I did most of my public school in the '90s and I think Emily is right—it started with evolution. Liberals were bad because of abortion. I was constantly told that "gay rights" and "the liberal agenda" would ruin family values. 🙄 So once same-sex marriage became acceptable, a certain segment gave up on public education.
Of course, if your beliefs don't hold up to investigation, then they're not great beliefs, in my opinion. A lot of kids go to "liberal" (public) universities and come back not toeing the conservative party line anymore, and because it's so hard for humans to question ideas around which they've built their identity, it's easier to blame the schools (universities first, then working backward) than to examine their own beliefs—or to examine the "coincidence" that people who leave and learn a lot about the world change their minds.

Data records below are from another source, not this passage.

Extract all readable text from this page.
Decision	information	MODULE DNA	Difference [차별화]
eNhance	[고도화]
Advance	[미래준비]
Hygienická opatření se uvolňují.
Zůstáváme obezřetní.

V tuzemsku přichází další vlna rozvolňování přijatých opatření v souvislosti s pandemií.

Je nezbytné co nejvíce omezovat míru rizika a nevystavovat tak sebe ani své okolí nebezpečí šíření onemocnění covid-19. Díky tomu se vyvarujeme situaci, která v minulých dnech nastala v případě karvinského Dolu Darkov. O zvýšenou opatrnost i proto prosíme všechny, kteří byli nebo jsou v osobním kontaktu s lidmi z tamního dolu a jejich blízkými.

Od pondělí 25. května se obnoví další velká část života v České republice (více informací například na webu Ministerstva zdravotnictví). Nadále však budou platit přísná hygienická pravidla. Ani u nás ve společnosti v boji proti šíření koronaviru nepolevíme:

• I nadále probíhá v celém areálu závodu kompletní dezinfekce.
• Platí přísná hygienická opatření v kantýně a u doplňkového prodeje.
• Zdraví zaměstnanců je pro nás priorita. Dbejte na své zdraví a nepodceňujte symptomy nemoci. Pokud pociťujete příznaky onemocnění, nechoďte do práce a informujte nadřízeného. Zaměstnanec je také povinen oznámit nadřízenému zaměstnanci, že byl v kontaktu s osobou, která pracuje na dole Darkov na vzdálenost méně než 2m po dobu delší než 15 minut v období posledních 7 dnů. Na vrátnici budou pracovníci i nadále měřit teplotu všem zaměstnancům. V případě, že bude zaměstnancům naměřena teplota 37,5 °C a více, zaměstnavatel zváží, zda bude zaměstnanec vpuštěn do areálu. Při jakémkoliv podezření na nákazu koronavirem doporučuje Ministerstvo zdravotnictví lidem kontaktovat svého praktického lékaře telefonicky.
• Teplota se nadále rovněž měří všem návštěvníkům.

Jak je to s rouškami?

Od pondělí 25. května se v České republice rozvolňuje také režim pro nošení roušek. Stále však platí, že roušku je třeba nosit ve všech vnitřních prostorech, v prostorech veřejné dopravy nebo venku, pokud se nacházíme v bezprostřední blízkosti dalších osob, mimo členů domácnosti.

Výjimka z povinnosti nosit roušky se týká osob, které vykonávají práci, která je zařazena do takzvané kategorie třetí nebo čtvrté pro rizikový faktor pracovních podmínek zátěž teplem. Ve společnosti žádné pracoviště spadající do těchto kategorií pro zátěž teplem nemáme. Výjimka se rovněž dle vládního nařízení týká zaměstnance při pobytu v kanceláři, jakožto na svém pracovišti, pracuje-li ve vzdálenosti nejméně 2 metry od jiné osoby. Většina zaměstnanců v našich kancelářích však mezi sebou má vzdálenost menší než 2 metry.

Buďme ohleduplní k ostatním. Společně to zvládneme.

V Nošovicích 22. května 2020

Evolution was the boogyman when I was a kid in a Reformed-Protestant parochial school in the 90's. Learning about sex or sexuality wasn't even on the radar, but evolution was the Big Lie and the slippery slope that would lead to every evil (assisted suicide, infanticide, etc). Ultimately I think they saw public schools as a "liberalizing" influence and the foundational fear (to this day) is that kids will be swayed away from conservative values.
I'm a practicing Christian, I'm still theologically conservative, and I went to public school and public university. I was exposed to a lot of liberal ideas and I feel like I was better prepared to examine and evaluate my faith because of it. But then I also seem apostate to the most conservative because I'm a Democrat
I believe it's, in part, being able to control the narrative that's being taught (slavery, gender, patriarchy, etc.) and shape the values of future generations. Corporations want good consumers and employees. Overall, conservatives are aging out, as a larger percentage of young adults aren't having families- so similar to how they played the long game with regard to abortion and election oversight/zoning by stacking the lower courts or secretary of states in their favor, it's likely what's being done here with education.
It feels like the short game is to flood social media and the internet with false information, so we don't know what sources to trust, while the long game is education. An educated/informed population is more challenging to manage, as they won't easily fall in line.